4x: @; A; B; C; D; E; F; G; H; I; J; K; L; M; N; O
5x: P; Q; R; S; T; U; V; W; X; Y; Z; [; \; ]; ^; _
6x: ‘ 2018; a; b; c; d; e; f; g; h; i; j; k; l; m; n; o
7x: p; q; r; s; t; u; v; w; x; y; z; {; |; }; ~; SHY
8x: Ă 0102; Ą 0104; Ć 0106; Č 010C; Ď 010E; Ě 011A; Ę 0118; Ğ 011E; Ĺ 0139; Ľ 013D; Ł 0141; Ń 0143; Ň 0147; Ŋ 014A; Ő 0150; Ŕ 0154
9x: Ř 0158; Ś 015A; Š 0160; Ş 015E; Ť 0164; Ţ 0162; Ű 0170; Ů 016E; Ÿ 0178; Ź 0179; Ž 017D; Ż 017B; Ĳ 0132; İ 0130; đ 0111; § 00A7
Ax: ă 0103; ą 0105; ć 0107; č 010D; ď 010F; ě 011B; ę 0119; ğ 011F; ĺ 013A; ľ 013E; ł 0142; ń 0144; ň 0148; ŋ 014B; ő 0151; ŕ 0155
Bx: ř 0159; ś 015B; š 0161; ş 015F; ť 0165; ţ 0163; ű 0171; ů 016F; ÿ 00FF; ź 017A; ž 017E; ż 017C; ĳ 0133; ¡ 00A1; ¿ 00BF; £ 00A3
Cx: À; Á; Â; Ã; Ä; Å; Æ; Ç; È; É; Ê; Ë; Ì; Í; Î; Ï
Dx: Ð; Ñ; Ò; Ó; Ô; Õ; Ö; Œ 0152; Ø; Ù; Ú; Û; Ü; Ý; Þ; SS 1E9E
Ex: à; á; â; ã; ä; å; æ; ç; è; é; ê; ë; ì; í; î; ï
Fx: ð; ñ; ò; ó; ô; õ; ö; œ 0153; ø; ù; ú; û; ü; ý; þ; ß 00DF

==Notes==
- Hexadecimal values under the characters in the table are the Unicode character codes.
- The first 12 characters are often used as combining characters.

==Supported languages==
The encoding supports most European languages written in Latin alphabet. Notable exceptions are:
- Esperanto and Maltese language (using IL3)

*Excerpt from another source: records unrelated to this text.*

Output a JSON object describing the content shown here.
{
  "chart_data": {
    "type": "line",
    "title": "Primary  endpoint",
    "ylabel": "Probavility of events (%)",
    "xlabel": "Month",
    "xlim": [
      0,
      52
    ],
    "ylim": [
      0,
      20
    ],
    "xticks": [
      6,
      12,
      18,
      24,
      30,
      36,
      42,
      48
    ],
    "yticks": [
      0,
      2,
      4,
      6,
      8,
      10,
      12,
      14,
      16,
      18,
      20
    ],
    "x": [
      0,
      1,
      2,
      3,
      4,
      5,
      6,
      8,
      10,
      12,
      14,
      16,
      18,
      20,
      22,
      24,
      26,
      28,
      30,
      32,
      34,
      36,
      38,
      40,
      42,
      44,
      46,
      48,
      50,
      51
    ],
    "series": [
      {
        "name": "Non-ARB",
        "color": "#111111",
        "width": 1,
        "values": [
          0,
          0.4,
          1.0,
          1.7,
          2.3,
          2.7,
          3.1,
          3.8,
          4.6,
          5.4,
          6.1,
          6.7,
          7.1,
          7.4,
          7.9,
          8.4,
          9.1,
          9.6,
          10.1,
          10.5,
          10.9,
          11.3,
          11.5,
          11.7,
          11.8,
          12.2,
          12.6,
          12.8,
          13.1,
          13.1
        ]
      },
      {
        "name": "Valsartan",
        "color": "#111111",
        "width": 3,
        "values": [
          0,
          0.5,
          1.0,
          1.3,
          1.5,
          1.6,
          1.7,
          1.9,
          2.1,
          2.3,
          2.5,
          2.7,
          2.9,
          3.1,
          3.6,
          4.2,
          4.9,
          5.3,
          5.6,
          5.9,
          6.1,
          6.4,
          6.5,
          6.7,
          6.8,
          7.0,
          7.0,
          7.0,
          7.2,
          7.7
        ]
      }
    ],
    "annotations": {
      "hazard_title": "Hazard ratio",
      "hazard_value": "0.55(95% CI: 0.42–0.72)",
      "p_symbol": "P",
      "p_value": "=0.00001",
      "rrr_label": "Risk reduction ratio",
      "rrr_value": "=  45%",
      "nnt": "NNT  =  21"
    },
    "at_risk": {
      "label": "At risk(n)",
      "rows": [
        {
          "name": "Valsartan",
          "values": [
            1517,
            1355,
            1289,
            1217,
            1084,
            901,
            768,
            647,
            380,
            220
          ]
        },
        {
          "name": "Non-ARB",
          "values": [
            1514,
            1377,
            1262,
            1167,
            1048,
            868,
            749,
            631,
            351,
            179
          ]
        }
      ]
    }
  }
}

- Latvian language and Lithuanian language (using L7X)
- Welsh language
Languages with slightly suboptimal support include:
- Galician language, Portuguese language and Spanish language – due to the lack of characters ª and º, which are not superscript versions of lowercase "a" and "o" (superscripts are thinner) and they are often underlined
- Croatian language, Bosnian language, Serbian language – due to the shared use of the slot for Đ
- Turkish language – due to dotless i having different uppercase and lowercase combinations than in other languages
- Romanian language – due to the characters "Ş ş Ţ ţ" (with a cedilla) being typographically considered incorrect by modern standards, with the expected correct forms being "Ș ș Ț ț" (with a comma below) - though when the encoding was developed, it was arguably considered acceptable at that time, but the status of support retroactively changed to suboptimal or insufficient when the Unicode codepoints were disunified.